Collecting Pokémon is a lot like building a coin or stamp collection. It involves taxonomy — the process of naming and classifying things into groups.


Belk adds that the desire to collect isn’t driven by a need to complete a collection. “You’re not striving for that closure as much as striving for bigger and better collections,” he says. “That implies some social comparisons — that your collection is in some sense better than theirs.”


Collecting digital objects can have advantages over physical possessions. While coins and stamps are kept in cabinets at home, you can store an entire collection of Pokémon on your phone to show friends.


One reason why Pokémon GO is so popular is that it puts digital monsters in the real world. Like finding a rare book in an antique shop, this turns the discovery of Pokémon — the challenge or thrill of the chase — into a story.


“With augmented reality, they’ve made the ‘thrill of the hunt’ in a version where you can tweet about it, you can post about it on your website, you can carry around images of the Pokémon that you’ve collected,” says Belk. “That’s a conversation piece, and something you can carry with you or brag about online.”

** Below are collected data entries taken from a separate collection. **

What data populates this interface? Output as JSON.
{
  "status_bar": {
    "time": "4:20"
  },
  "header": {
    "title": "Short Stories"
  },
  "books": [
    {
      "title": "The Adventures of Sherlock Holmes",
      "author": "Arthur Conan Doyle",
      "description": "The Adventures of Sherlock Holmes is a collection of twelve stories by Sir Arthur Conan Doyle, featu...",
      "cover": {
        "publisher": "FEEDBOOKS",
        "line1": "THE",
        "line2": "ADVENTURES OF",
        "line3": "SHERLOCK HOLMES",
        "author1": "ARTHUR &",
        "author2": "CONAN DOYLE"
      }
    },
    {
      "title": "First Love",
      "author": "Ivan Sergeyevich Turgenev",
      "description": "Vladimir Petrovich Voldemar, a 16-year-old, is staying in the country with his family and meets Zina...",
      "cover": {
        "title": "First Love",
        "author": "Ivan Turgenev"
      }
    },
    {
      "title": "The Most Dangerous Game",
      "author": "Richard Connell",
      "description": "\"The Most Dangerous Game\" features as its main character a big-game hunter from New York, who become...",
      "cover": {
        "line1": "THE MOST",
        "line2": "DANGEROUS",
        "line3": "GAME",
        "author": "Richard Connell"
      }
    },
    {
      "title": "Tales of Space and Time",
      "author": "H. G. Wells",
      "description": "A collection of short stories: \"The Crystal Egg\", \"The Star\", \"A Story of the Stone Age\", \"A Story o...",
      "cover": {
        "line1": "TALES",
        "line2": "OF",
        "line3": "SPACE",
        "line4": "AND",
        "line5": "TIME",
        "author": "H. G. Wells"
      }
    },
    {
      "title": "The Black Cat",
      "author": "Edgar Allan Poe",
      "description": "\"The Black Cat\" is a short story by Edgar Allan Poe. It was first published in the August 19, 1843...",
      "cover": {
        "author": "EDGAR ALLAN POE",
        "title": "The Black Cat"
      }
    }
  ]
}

“Digital space in the cloud or on your computer is almost limitless at this point,” he says. “It’s estimated that about one out of three people collect something, and if you include things like music and photos, it’s much higher than that.”


Belk thinks collecting can even be good for you. This is especially true if you’re unemployed, as it lets you set goals and judge your own achievements — that even includes catching Pokémon.


“We sometimes see collecting as fairly frivolous, but it can provide real benefits.”